A dual-beam Hadamard multiplexed spectrophotometer is described. The instrument is intended to work in the near-infrared region of the electromagnetic spectrum (900–1800 nm) and is based on the use of a linear Hadamard mask containing 255 multiplexing elements. Simple symmetric Czerny–Turner optics were employed based on 10 cm diameter, 20 cm focus spherical mirrors and a plane grating containing 295 grooves mm−1. The dual-path system employs the multiplexed beam exiting from the mask, which can then be split by using either an integrating sphere, a bifurcated optical bundle, or a beamsplitter. Two cooled PbS or InAs detectors were employed to collect the 255 multiplexed intensities in about 8 s.
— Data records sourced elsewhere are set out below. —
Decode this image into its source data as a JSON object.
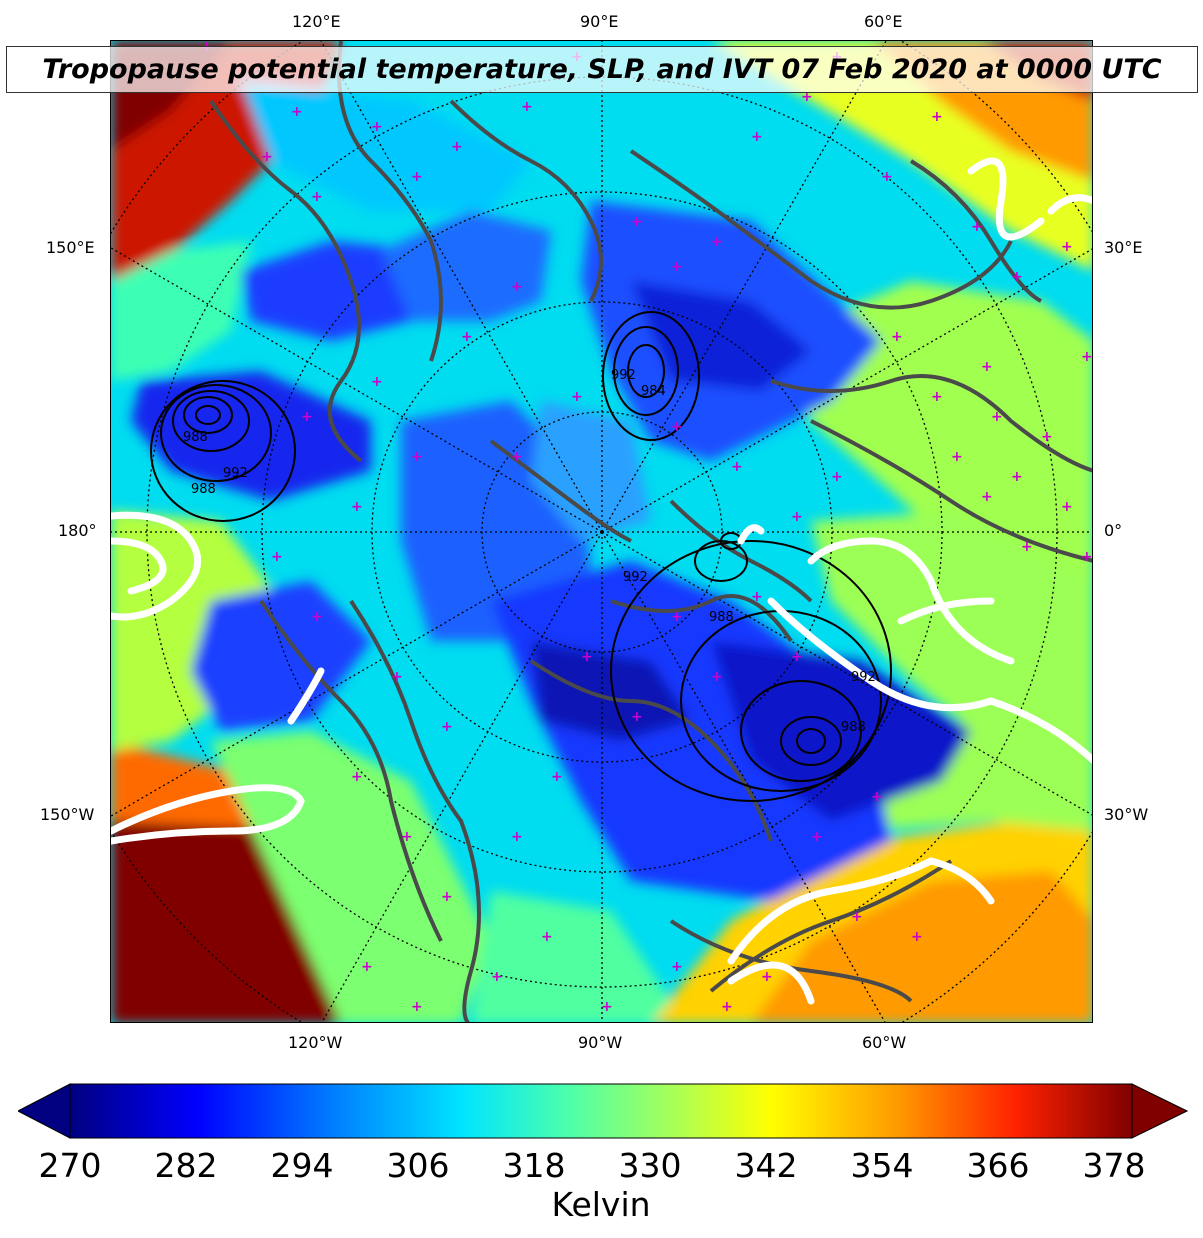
{
  "title": "Tropopause potential temperature, SLP, and IVT 07 Feb 2020 at 0000 UTC",
  "top_lon_labels": [
    "120°E",
    "90°E",
    "60°E"
  ],
  "bottom_lon_labels": [
    "120°W",
    "90°W",
    "60°W"
  ],
  "left_labels": [
    "150°E",
    "180°",
    "150°W"
  ],
  "right_labels": [
    "30°E",
    "0°",
    "30°W"
  ],
  "slp_contour_labels": [
    "988",
    "992",
    "988",
    "992",
    "984",
    "992",
    "988",
    "992",
    "988"
  ],
  "colorbar": {
    "unit": "Kelvin",
    "min": 270,
    "max": 378,
    "ticks": [
      "270",
      "282",
      "294",
      "306",
      "318",
      "330",
      "342",
      "354",
      "366",
      "378"
    ],
    "extend": "both",
    "colormap": "jet",
    "stops": [
      "#000080",
      "#0000ff",
      "#0080ff",
      "#00e5ff",
      "#4dffaa",
      "#b3ff4d",
      "#ffff00",
      "#ff9900",
      "#ff2200",
      "#800000"
    ]
  },
  "colors": {
    "coastline": "#4a4a4a",
    "ivt_contour": "#ffffff",
    "slp_contour": "#000000",
    "marker": "#cc00cc"
  }
}
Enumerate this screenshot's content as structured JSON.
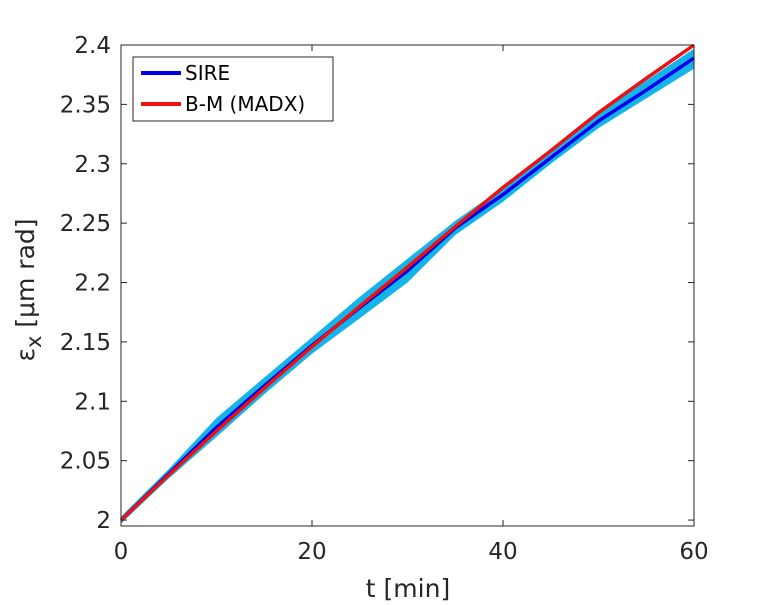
{
  "chart_data": {
    "type": "line",
    "xlabel": "t [min]",
    "ylabel_parts": {
      "eps": "ε",
      "sub": "x",
      "rest": " [μm rad]"
    },
    "xlim": [
      0,
      60
    ],
    "ylim": [
      1.995,
      2.4
    ],
    "xticks": [
      0,
      20,
      40,
      60
    ],
    "xtick_labels": [
      "0",
      "20",
      "40",
      "60"
    ],
    "yticks": [
      2,
      2.05,
      2.1,
      2.15,
      2.2,
      2.25,
      2.3,
      2.35,
      2.4
    ],
    "ytick_labels": [
      "2",
      "2.05",
      "2.1",
      "2.15",
      "2.2",
      "2.25",
      "2.3",
      "2.35",
      "2.4"
    ],
    "grid": false,
    "legend_placement": "top-left",
    "band": {
      "of_series": "SIRE",
      "color": "#14b4ea",
      "x": [
        0,
        5,
        10,
        15,
        20,
        25,
        30,
        35,
        40,
        45,
        50,
        55,
        60
      ],
      "lower": [
        1.997,
        2.035,
        2.07,
        2.106,
        2.14,
        2.17,
        2.2,
        2.24,
        2.268,
        2.3,
        2.33,
        2.355,
        2.38
      ],
      "upper": [
        2.003,
        2.043,
        2.086,
        2.12,
        2.154,
        2.188,
        2.22,
        2.252,
        2.28,
        2.31,
        2.342,
        2.37,
        2.397
      ]
    },
    "series": [
      {
        "name": "SIRE",
        "color": "#0000ee",
        "x": [
          0,
          5,
          10,
          15,
          20,
          25,
          30,
          35,
          40,
          45,
          50,
          55,
          60
        ],
        "y": [
          2.0,
          2.039,
          2.078,
          2.113,
          2.147,
          2.179,
          2.21,
          2.246,
          2.274,
          2.305,
          2.336,
          2.362,
          2.389
        ]
      },
      {
        "name": "B-M (MADX)",
        "color": "#ee1111",
        "x": [
          0,
          5,
          10,
          15,
          20,
          25,
          30,
          35,
          40,
          45,
          50,
          55,
          60
        ],
        "y": [
          2.0,
          2.038,
          2.075,
          2.111,
          2.146,
          2.18,
          2.213,
          2.247,
          2.28,
          2.311,
          2.343,
          2.372,
          2.4
        ]
      }
    ]
  }
}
Signal was obtained by linear displacement of the mask, which was controlled by software written in VisualBasic 4.0. Spectral data were demultiplexed with a program written in the same language. The instrument can successfully correct for the drift of the light source intensity. The wavelength precision is 0.4 nm, while the average standard deviation for absorbance measurements taken from 900 to 1800 nm is 1.5 × 10−3 absorbance units, a value that is about three times lower than that obtained for the single-beam multiplexed approach. The instrument has been applied to the determination of water in fuel ethanol with the use of partial least-squares modeling. The absolute standard error of prediction was 0.07% (w/w).